Dr Gulbis said that together these discoveries upend and reorient our basic understanding of how potassium channels work.

Professor Smith said this provided evidence for cell membrane dynamics.

“The cell membrane is often thought of as inert or passive, but we have shown that it is actually incredibly dynamic, and cell membrane-bound lipids have a much more active role in controlling proteins and signaling than this. which is generally considered.”

Professor Smith said the team made the discovery using sophisticated computer simulations of the channels using National Computational Infrastructure (NCI) Australia and the University of Melbourne’s LIEF HPC-GPGPU Facility. .

“We used millions of hours of high-performance computing to run mathematical simulations to make this discovery, using the kind of hardware typically used for gaming or bitcoin mining,” he said.

drug discovery

Professor Smith said the discovery should jump-start the search for drugs that target dysregulated ion channels to treat disease.

“Ion channel disorders – channelopathies – have been implicated in many conditions, including heart disease, neurological and nervous disorders, kidney disease, and diabetes. Dysregulation of these channels has also been implicated in the progression and spread of certain cancers because it promotes the tumor microenvironment,” said Dr. Gulbis.

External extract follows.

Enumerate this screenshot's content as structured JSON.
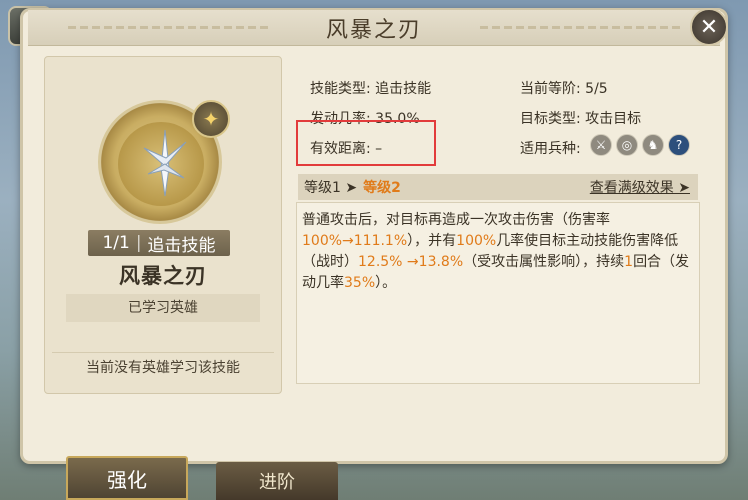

“For more than 20 years, the search for pharmaceuticals capable of harnessing ion channels to treat disease has been halted, as pharmaceutical companies have been working under a folkloric belief about how these ion channels work. This new information about how potassium channels are controlled – or at least the workings of them – will open up new avenues and ideas for the rational discovery and design of new treatments.

The research was supported by the Australian National Computational Infrastructure, the Australian Synchrotron, the Australian Research Training Fellowships, the Wellcome Trust and the Victorian Government.